A new body to investigate clinical failure and incidents of patient harm in the NHS will “operate without fear or favour”, the government has said.

  • IPSIS will use expert led investigations to identify learning from clinical incidents
  • New body will seek to promote high quality local investigations
  • Government to consult on new notification requirements for NHS providers
  • HSJ Live: more on NHS Improvement

The new Independent Patient Safety Investigation Service will be led by national patient safety director Mike Durkin and hosted by the new regulator called NHS Improvement, which is being created by merging Monitor and the NHS Trust Development Authority.

The investigation body is being created following criticism of the NHS system in both the Morecambe Bay and Mid Staffordshire inquiries which found widespread failures to investigate and learn from clinical incidents.

Mike Durkin image

Mike Durkin will lead the new Independent Patient Safety Investigation Service

Patient safety incidents are currently reported to the National Reporting and Learning System but the new service will build on this by selecting incidents to investigate and ensuring lessons from serious failures are learned and acted on across the NHS.

Current patient safety functions, such as the NRLS, which reside with NHS England will be transferred to NHS Improvement and will require legislation to amend the Health and Social Care Act 2012.

The government believes the new model of investigation, similar to that used to investigate incidents in the airline industry, will be a force for improvement and promote learning from incidents as well as setting an example of how to do investigations well on a local level.

It remains unclear exactly how this body will be established and whether its independence will be guaranteed in legislation. It is also unclear what, if any, powers it will have to forcibly investigate NHS providers, or impose its recommendations upon them.

The Department of Health said details would be worked out over the coming months.

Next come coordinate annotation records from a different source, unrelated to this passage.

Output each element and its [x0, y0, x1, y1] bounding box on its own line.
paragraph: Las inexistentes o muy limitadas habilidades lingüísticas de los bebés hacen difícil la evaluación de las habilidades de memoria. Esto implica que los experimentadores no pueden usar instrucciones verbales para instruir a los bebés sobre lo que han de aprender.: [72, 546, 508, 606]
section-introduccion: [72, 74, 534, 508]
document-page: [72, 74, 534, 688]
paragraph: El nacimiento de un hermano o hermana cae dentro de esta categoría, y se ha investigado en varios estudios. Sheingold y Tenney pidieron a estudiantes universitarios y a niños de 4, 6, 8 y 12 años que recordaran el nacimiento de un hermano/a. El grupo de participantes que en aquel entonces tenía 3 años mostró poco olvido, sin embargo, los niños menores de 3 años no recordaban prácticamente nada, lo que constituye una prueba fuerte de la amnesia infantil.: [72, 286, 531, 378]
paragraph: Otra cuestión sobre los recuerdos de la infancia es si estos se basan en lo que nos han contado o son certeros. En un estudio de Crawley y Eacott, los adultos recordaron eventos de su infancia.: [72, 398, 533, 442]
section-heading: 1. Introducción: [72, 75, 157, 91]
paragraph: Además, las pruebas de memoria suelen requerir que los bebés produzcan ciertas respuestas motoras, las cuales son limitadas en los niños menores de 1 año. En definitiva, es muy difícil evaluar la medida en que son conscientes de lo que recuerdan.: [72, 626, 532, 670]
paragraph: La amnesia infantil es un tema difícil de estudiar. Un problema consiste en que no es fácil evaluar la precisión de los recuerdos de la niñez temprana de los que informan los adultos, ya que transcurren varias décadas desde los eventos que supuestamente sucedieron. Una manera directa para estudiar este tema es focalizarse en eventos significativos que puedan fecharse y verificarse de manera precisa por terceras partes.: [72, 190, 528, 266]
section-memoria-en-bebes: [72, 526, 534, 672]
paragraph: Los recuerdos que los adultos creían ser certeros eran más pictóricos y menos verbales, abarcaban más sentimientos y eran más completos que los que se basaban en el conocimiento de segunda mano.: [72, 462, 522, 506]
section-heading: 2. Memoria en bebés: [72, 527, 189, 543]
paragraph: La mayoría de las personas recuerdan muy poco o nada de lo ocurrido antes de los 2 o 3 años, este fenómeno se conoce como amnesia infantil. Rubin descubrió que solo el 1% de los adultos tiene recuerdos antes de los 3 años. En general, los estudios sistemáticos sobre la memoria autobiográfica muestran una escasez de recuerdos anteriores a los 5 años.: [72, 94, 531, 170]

In its response to the Morecambe Bay inquiry, published today, the government said: “An important principle of this new service will be its ability to exercise independence and operate without fear or favour irrespective of its location in order to get to the bottom of any patient safety incident that it examines.”

The document says IPSIS “will be selective about the incidents it investigates to ensure optimum effectiveness, and it will focus on incident types that signal systemic or apparently intractable risks within the local healthcare system”

However, officials accept IPSIS will only have sufficient capacity to investigate “a small proportion” of incidents and its wider role “will be to champion the need for good quality local investigations and lead on approaches that will enhance the capabilities of providers to conduct their own investigations”.

Events it will investigate include those involving high cost litigation, never events, and incidents such as medication errors and wider systemic failings. IPSIS will use expert led investigations and disseminate learning to other parts of the NHS.

It will not seek to apportion blame and will not handle patient complaints.

Currently, NHS trusts and foundation trusts are required to notify the Care Quality Commission and Monitor when serious incidents occur but the government says it is now planning to launch a consultation on forcing providers to notify regulators when they commission external investigations or reviews.

This follows a decade at University Hospitals of Morecambe Bay Foundation Trust where external reports were carried out into poor care but were not shared with regulators leading to opportunities to take action being missed.

IPSIS will be able to respond to concerns from patients and families and ensure their views are incorporated into terms of reference of any inquiries it carries out, the document says.

It added: “We agree that independent non-statutory investigations provide a useful, more rapid and potentially more efficient alternative to statutory public inquiries as a last resort for investigating failings in care.”

John Illingworth, policy manager at the Health Foundation, welcomed the creation of the investigation service but said there were concerns over how it might operate in practice.

He said: “If we want to try and understand some of the system-wide issues and genuinely learn and improve the service then a function like this is absolutely critical.

“Our concern would be is the independence and the issue of hosting the branch within a body that has a regulatory function. Will the new branch, depending on its relationship with the new regulator, be able to make recommendations to the host organisation?”

An expert group will advise on the exact purpose and function of the new body over the coming months.

IPSIS is expected to be formally up and running from 1 April next year.